Prolog zu einem Maskenspiel
In allen Dingen ist das selbe Leben,
und alle träumen wir den gleichen Traum.
An einem Webstuhl sitzen wir und weben
das graue Tuch von Zeit und Ding und Raum
und jedem ist die Täuschung eingegeben,
dass er seinen bunten Faden spinnt,
und glaubt, er leb und sterb ein eignes Leben,
da ich wie du und wir wie alle sind.
Doch Wort und Schweigen lügt uns auseinander
und macht dich fremd zu mir und mich zu dir,
macht den zum Arlekin, den zum Cassander,
zum Helden den, und den zum blöden Tier.
Wir wissen nicht und haben viele Worte,
wir suchen Licht und gehen in die Nacht,
ganz müde leidet´s uns an keinem Orte,
und wissen nicht, was uns so müde macht.
In eine Laune sind wir tief beschlossen,
und drücken fest die Maske vors Gesicht,
das Spiel geht ernst, und oft ist Blut geflossen,
und einer sagt ein rührendes Gedicht
von Scham und Scheu und Herzen wund gestoßen -
So spielt´s mit uns, wir aber spielen nicht.
Wir haben keinen Ort und keine Stunde
und nicht mehr Dauer als ein Traumgesicht,
wir sagen Schmerz und was ist unsre Wunde?
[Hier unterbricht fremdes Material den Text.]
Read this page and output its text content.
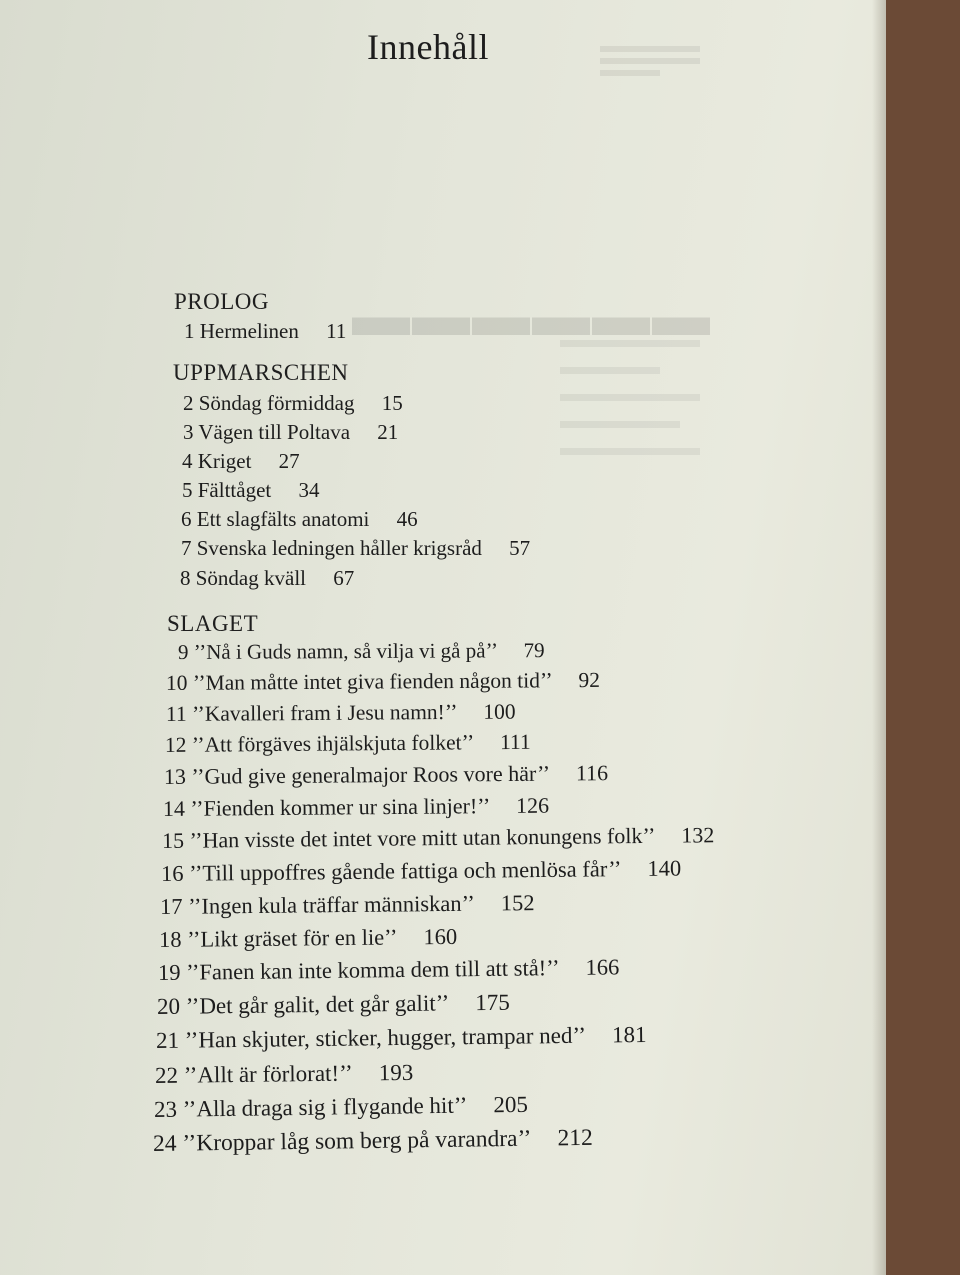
▬▬▬▬▬▬
Innehåll
PROLOG
1 Hermelinen 11
UPPMARSCHEN
2 Söndag förmiddag 15
3 Vägen till Poltava 21
4 Kriget 27
5 Fälttåget 34
6 Ett slagfälts anatomi 46
7 Svenska ledningen håller krigsråd 57
8 Söndag kväll 67
SLAGET
9 ’’Nå i Guds namn, så vilja vi gå på’’ 79
10 ’’Man måtte intet giva fienden någon tid’’ 92
11 ’’Kavalleri fram i Jesu namn!’’ 100
12 ’’Att förgäves ihjälskjuta folket’’ 111
13 ’’Gud give generalmajor Roos vore här’’ 116
14 ’’Fienden kommer ur sina linjer!’’ 126
15 ’’Han visste det intet vore mitt utan konungens folk’’ 132
16 ’’Till uppoffres gående fattiga och menlösa får’’ 140
17 ’’Ingen kula träffar människan’’ 152
18 ’’Likt gräset för en lie’’ 160
19 ’’Fanen kan inte komma dem till att stå!’’ 166
20 ’’Det går galit, det går galit’’ 175
21 ’’Han skjuter, sticker, hugger, trampar ned’’ 181
22 ’’Allt är förlorat!’’ 193
23 ’’Alla draga sig i flygande hit’’ 205
24 ’’Kroppar låg som berg på varandra’’ 212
Wir sagen Lust und was ist unser Licht?
Stummes Gespräch
Hier ist der Schlüssel an der Tür
Schließ auf Tritt ein Was zögerst du?
Du warst so lange nicht bei mir,
da stand ich immer hier
und wartete.
Was hast du denn! Ach lass nur, lass!
Es ist ja tot Ich trag es fort
Es ist schon ganz verwelkt und blass -
es ist dein letztes Wort.
Erkennst du´s noch?
Das hauste hier die ganze Zeit
und ließ mich vor der Türe stehn
des Wartens graue Ewigkeit.
Nun lass uns weiter gehen,
den letzten Weg.
Den Hügel noch, dann ists vorbei
Dann ist das Ruhen dein und mein.
O lächle noch! Bald ists vorbei,
und Stein und Licht und Wort und Schrei
hüllt schon der trübe Abend ein.
Was letzter Frage Antwort sei?
- Alles ist nichts.
Franz Blei, aus Drei Gedichte, in Hyperion, eine Zweimonatszeitschrift, herausgegeben von Franz Blei und Carl Sternheim, Viertes Heft 1908, Hans von Weber Verlag, München 1908
Franz Blei, geboren am 18. Januar 1871 in Wien; gestorben am 10. Juli 1942 im Exil in Westbury, New York, USA), Schriftsteller, Übersetzer, Herausgeber und Literaturkritiker.
Das Foto zeigt Franz Blei 1924, aufgenommen von Nini und Carry Hess.
Die Schwestern Nini (geb. 21. August 1884; gest. 1943 in Auschwitz) und Carry Hess (geb. 11. November 1889; gest. 1957 in Chur, Schweiz) zählten zu den bedeutendsten Lichtbildkünstlerinnen der Weimarer Republik. Wegen ihrer jüdischen Herkunft wurden die beiden Fotografinnen von den Nationalsozialisten verfolgt und ihr Werk und ihr Leben zerstört.